In article <firstname.lastname@example.org>, WM <email@example.com> wrote:
> On 17 Jun., 14:56, William Hughes <wpihug...@hotmail.com> wrote: > > Your claim is that "no possibility exists to construct or to > > distinguish by one or many or infinitely many nodes > > of the tree another path." > > > > A: actually infinite paths exist, > > B: the infinite tree contains a path p that can be > > distinguished from every path of P. > > > > You agree > > > > A ==> B > > > > So if A is true your claim is false. > > A ==> B > > should go undisputed
Provided that A includes existence of infinite trees and WM's infinite trees are allowed to be a MAXIMAL infinite binary trees.

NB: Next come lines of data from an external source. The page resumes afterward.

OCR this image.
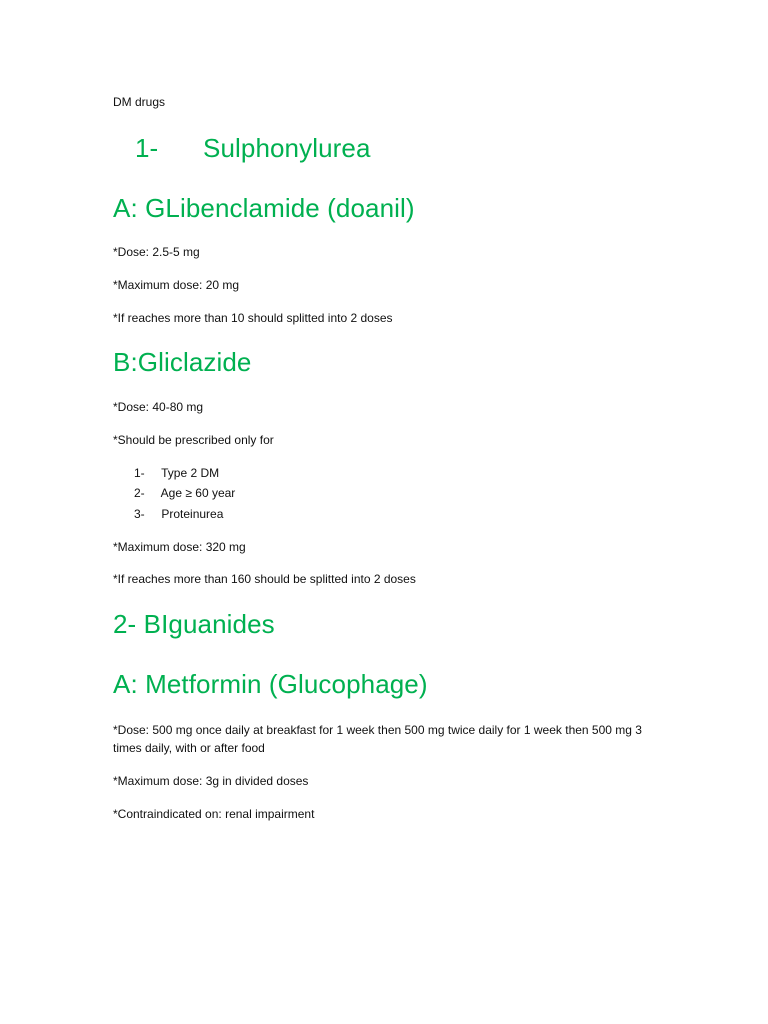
DM drugs
1- Sulphonylurea
A: GLibenclamide (doanil)
*Dose: 2.5-5 mg
*Maximum dose: 20 mg
*If reaches more than 10 should splitted into 2 doses
B:Gliclazide
*Dose: 40-80 mg
*Should be prescribed only for
1- Type 2 DM
2- Age ≥ 60 year
3- Proteinurea
*Maximum dose: 320 mg
*If reaches more than 160 should be splitted into 2 doses
2- BIguanides
A: Metformin (Glucophage)
*Dose: 500 mg once daily at breakfast for 1 week then 500 mg twice daily for 1 week then 500 mg 3 times daily, with or after food
*Maximum dose: 3g in divided doses
*Contraindicated on: renal impairment
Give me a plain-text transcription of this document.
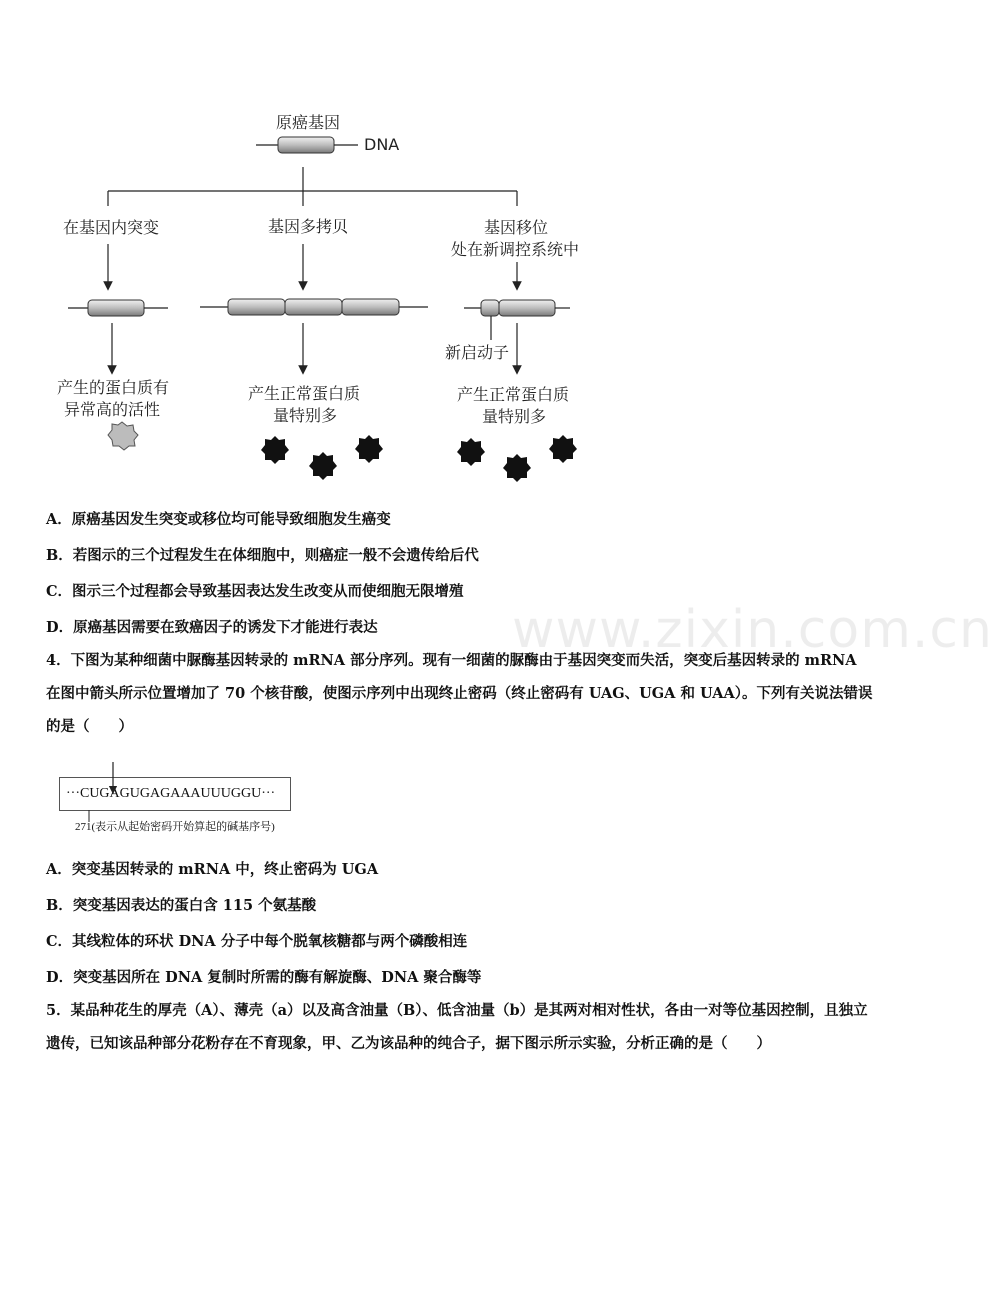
原癌基因
DNA
在基因内突变	基因多拷贝	基因移位
处在新调控系统中
新启动子
产生的蛋白质有
异常高的活性
产生正常蛋白质
量特别多
产生正常蛋白质
量特别多
A．原癌基因发生突变或移位均可能导致细胞发生癌变
B．若图示的三个过程发生在体细胞中，则癌症一般不会遗传给后代
C．图示三个过程都会导致基因表达发生改变从而使细胞无限增殖
D．原癌基因需要在致癌因子的诱发下才能进行表达	www.zixin.com.cn
4．下图为某种细菌中脲酶基因转录的 mRNA 部分序列。现有一细菌的脲酶由于基因突变而失活，突变后基因转录的 mRNA 在图中箭头所示位置增加了 70 个核苷酸，使图示序列中出现终止密码（终止密码有 UAG、UGA 和 UAA）。下列有关说法错误的是（　　）
···CUGAGUGAGAAAUUUGGU···
271(表示从起始密码开始算起的碱基序号)
A．突变基因转录的 mRNA 中，终止密码为 UGA
B．突变基因表达的蛋白含 115 个氨基酸
C．其线粒体的环状 DNA 分子中每个脱氧核糖都与两个磷酸相连
D．突变基因所在 DNA 复制时所需的酶有解旋酶、DNA 聚合酶等
5．某品种花生的厚壳（A）、薄壳（a）以及高含油量（B）、低含油量（b）是其两对相对性状，各由一对等位基因控制，且独立遗传，已知该品种部分花粉存在不育现象，甲、乙为该品种的纯合子，据下图示所示实验，分析正确的是（　　）
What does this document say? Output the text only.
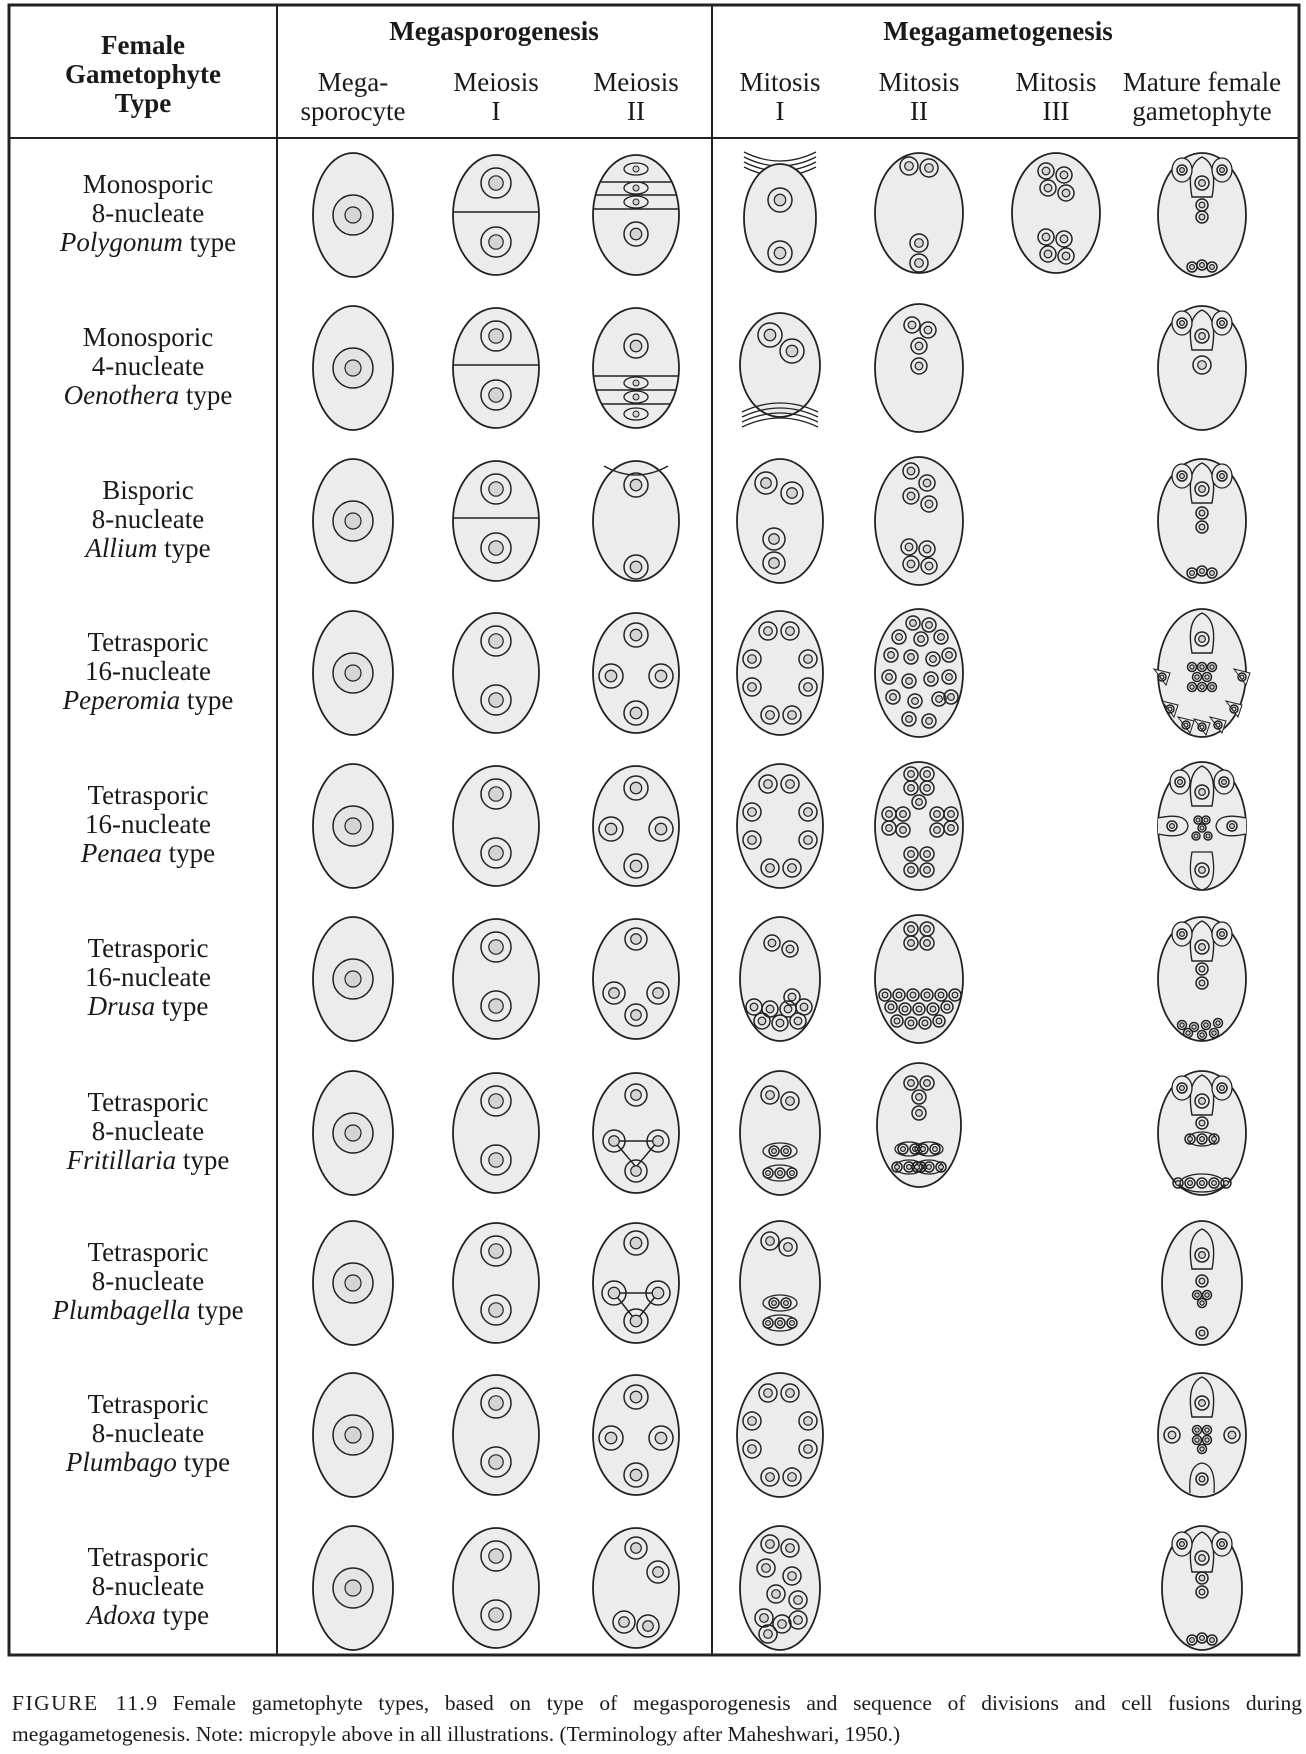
Female
Gametophyte
Type
Megasporogenesis	Megagametogenesis
Mega-
sporocyte
Meiosis
I
Meiosis
II
Mitosis
I
Mitosis
II
Mitosis
III
Mature female
gametophyte
Monosporic
8-nucleate
Polygonum type
Monosporic
4-nucleate
Oenothera type
Bisporic
8-nucleate
Allium type
Tetrasporic
16-nucleate
Peperomia type
Tetrasporic
16-nucleate
Penaea type
Tetrasporic
16-nucleate
Drusa type
Tetrasporic
8-nucleate
Fritillaria type
Tetrasporic
8-nucleate
Plumbagella type
Tetrasporic
8-nucleate
Plumbago type
Tetrasporic
8-nucleate
Adoxa type
FIGURE 11.9 Female gametophyte types, based on type of megasporogenesis and sequence of divisions and cell fusions during megagametogenesis. Note: micropyle above in all illustrations. (Terminology after Maheshwari, 1950.)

> > > > ~A [Follows from ( A ==> B, ~B) ==> ~A ] > > > > by proving ~B > > > > (Note that assuming ~A is circular) > > Of course. > > > As we have seen we can create a finite subset > > by adding a single path. > > That is of no relevance because only allowed subsets can be of > interest. Why do you want to raise the impression your arguing with > respect to irrelevant subsets would be relevant? > > > However, > > as previously noted, > > to create a path requires creating an infinite subset. > > To create a path requires to add that path.
To create a maximal infinite binary tree does not require adding any path to anything.
We can start with any actually infinite countable set, indexed by N, the set of 1-origin naturals, 1 is then the index of the root node, 2*n + 0 is the index of the LEFT child of the node indexed by n 2*n + 1 is the index of the right child of the node indexed by n
One now has a maximal infinite binary tree without having even mentioned paths.
And in this tree, there are too many paths to count, one path for every infinite binary sequence starting with a 1 and having 1's or 0's thereafter endlessly.